Maori Party to weigh up welfare proposals

7:03 pm on 2 November 2011

The Maori Party won't say whether the welfare proposals put up by the National Party would be a deal-breaker in coalition negotiations after the election.

The leaders of the Maori, Mana and Green parties and United Future debated election issues on Radio New Zealand's Morning Report programme on Wednesday.

If re-elected, National wants single parents with children five years and older to take a part-time work test and be available for full-time work once their youngest child turns 14.

It would also expect those who have another child while on welfare to be available to work again after one year - which Maori Party co-leader Pita Sharples says his party does not support.

"There's no doubt that there is a punitive aspect to this whole thing," he said.

For the past three years, the Maori Party has had a confidence and supply agreement with the National-led Government.

Dr Sharples told the programme that parties going into coalition seek opportunities for their stand and the people they represent.

"At the end of the day it's sitting down at the table and weighing things up. Then we go back to our people and say, do you want to go in or not?"

United Future leader Peter Dunne also said the plan for a single parent beneficiary to be available for part-time work a year after having another child was going too far.

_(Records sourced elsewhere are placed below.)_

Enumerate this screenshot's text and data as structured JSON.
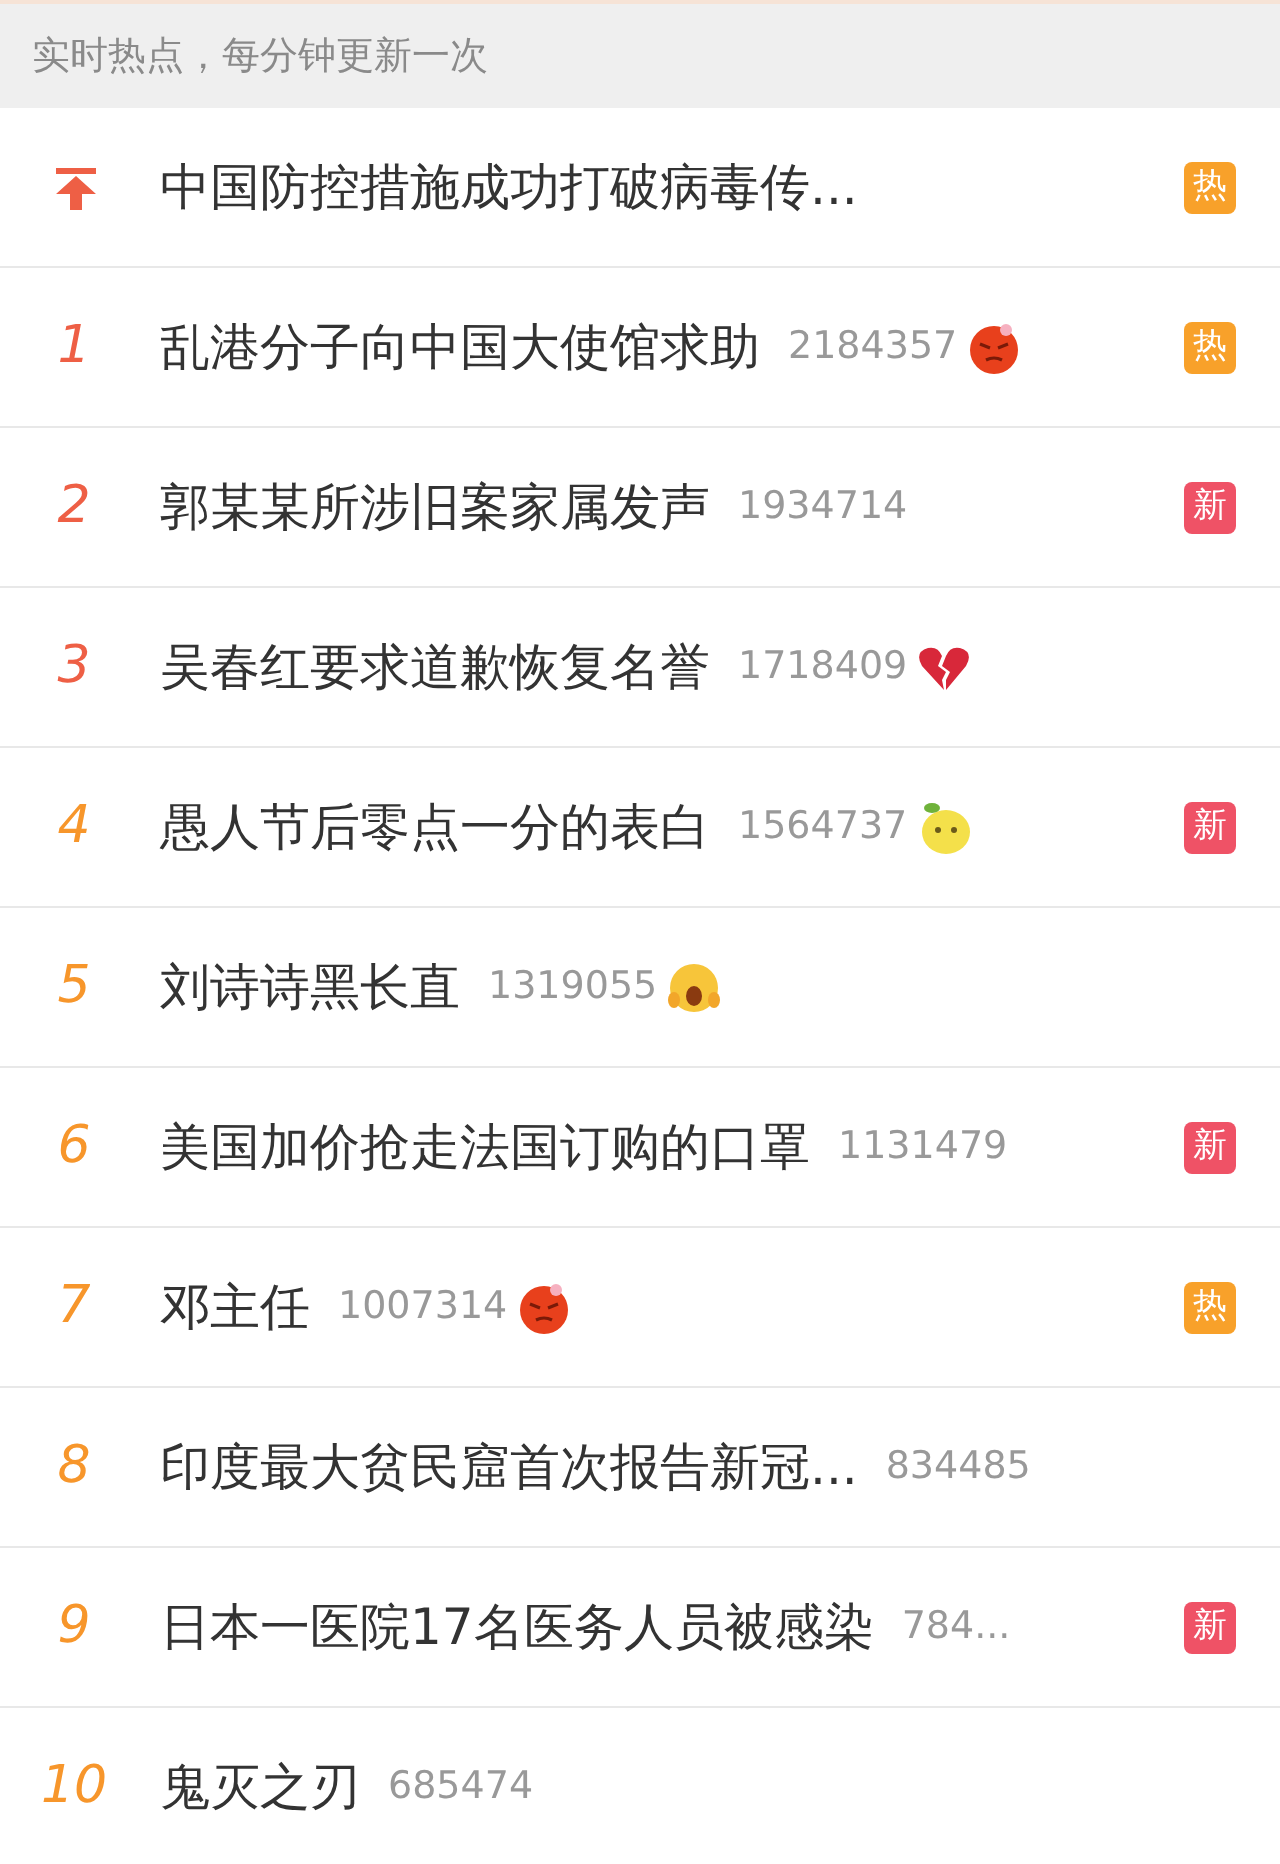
{
  "header": {
    "text": "实时热点，每分钟更新一次"
  },
  "items": [
    {
      "kind": "pinned",
      "title": "中国防控措施成功打破病毒传...",
      "badge": {
        "kind": "hot",
        "text": "热"
      }
    },
    {
      "kind": "ranked",
      "rank": "1",
      "color": "#ee5f45",
      "title": "乱港分子向中国大使馆求助",
      "count": "2184357",
      "emoji": {
        "kind": "angry"
      },
      "badge": {
        "kind": "hot",
        "text": "热"
      }
    },
    {
      "kind": "ranked",
      "rank": "2",
      "color": "#ee5f45",
      "title": "郭某某所涉旧案家属发声",
      "count": "1934714",
      "badge": {
        "kind": "new",
        "text": "新"
      }
    },
    {
      "kind": "ranked",
      "rank": "3",
      "color": "#ee5f45",
      "title": "吴春红要求道歉恢复名誉",
      "count": "1718409",
      "emoji": {
        "kind": "broken-heart"
      }
    },
    {
      "kind": "ranked",
      "rank": "4",
      "color": "#f7962b",
      "title": "愚人节后零点一分的表白",
      "count": "1564737",
      "emoji": {
        "kind": "lemon"
      },
      "badge": {
        "kind": "new",
        "text": "新"
      }
    },
    {
      "kind": "ranked",
      "rank": "5",
      "color": "#f7962b",
      "title": "刘诗诗黑长直",
      "count": "1319055",
      "emoji": {
        "kind": "shocked"
      }
    },
    {
      "kind": "ranked",
      "rank": "6",
      "color": "#f7962b",
      "title": "美国加价抢走法国订购的口罩",
      "count": "1131479",
      "badge": {
        "kind": "new",
        "text": "新"
      }
    },
    {
      "kind": "ranked",
      "rank": "7",
      "color": "#f7962b",
      "title": "邓主任",
      "count": "1007314",
      "emoji": {
        "kind": "angry"
      },
      "badge": {
        "kind": "hot",
        "text": "热"
      }
    },
    {
      "kind": "ranked",
      "rank": "8",
      "color": "#f7962b",
      "title": "印度最大贫民窟首次报告新冠...",
      "count": "834485"
    },
    {
      "kind": "ranked",
      "rank": "9",
      "color": "#f7962b",
      "title": "日本一医院17名医务人员被感染",
      "count": "784...",
      "badge": {
        "kind": "new",
        "text": "新"
      }
    },
    {
      "kind": "ranked",
      "rank": "10",
      "color": "#f7962b",
      "title": "鬼灭之刃",
      "count": "685474"
    }
  ]
}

He said the time for people in that situation to start moving back into the workforce is when children are school age.

Mana Party leader Hone Harawira said he sees no reason to compromise on welfare policy.

Mr Harawira said National has taxed the poor to give more money to the rich during the past three years, and no welfare policy from National has ever helped get the poor off the bottom of the heap.

And, in a thinly-veiled criticism of his former colleagues in the Maori Party, he said that "simply being in bed doesn't mean that you actually advance anything."

"You might get a couple of things you can hang your hat on," he said, "but hanging your hat on a programme doesn't necessarily advantage the people that you are there to serve."

Mr Harawira said the Mana Party wants the state to provide breakfast and lunch for hungry children in decile one to five schools, at a cost of $38 million a year, which he says could be done by bringing back New Zealand Defence Force staff in Afghanistan which costs $40 million a year.

Green Party co-leader Metiria Turei told Morning Report that the current welfare system traps beneficiaries into low levels of training and poor, low-paid jobs.

She says the priority should be on education, to prepare people for a new wave of green jobs she says will be coming onstream.

Ms Turei says the Green Party's plan to create 100,000 new jobs comes partly from extending the home insulation scheme and investing in renewable energy technology.

The party is hoping it will have more than the present nine MPs in Parliament after this election, but Ms Turei says it's too soon to say if the Greens would enter a deal when the next Government is formed.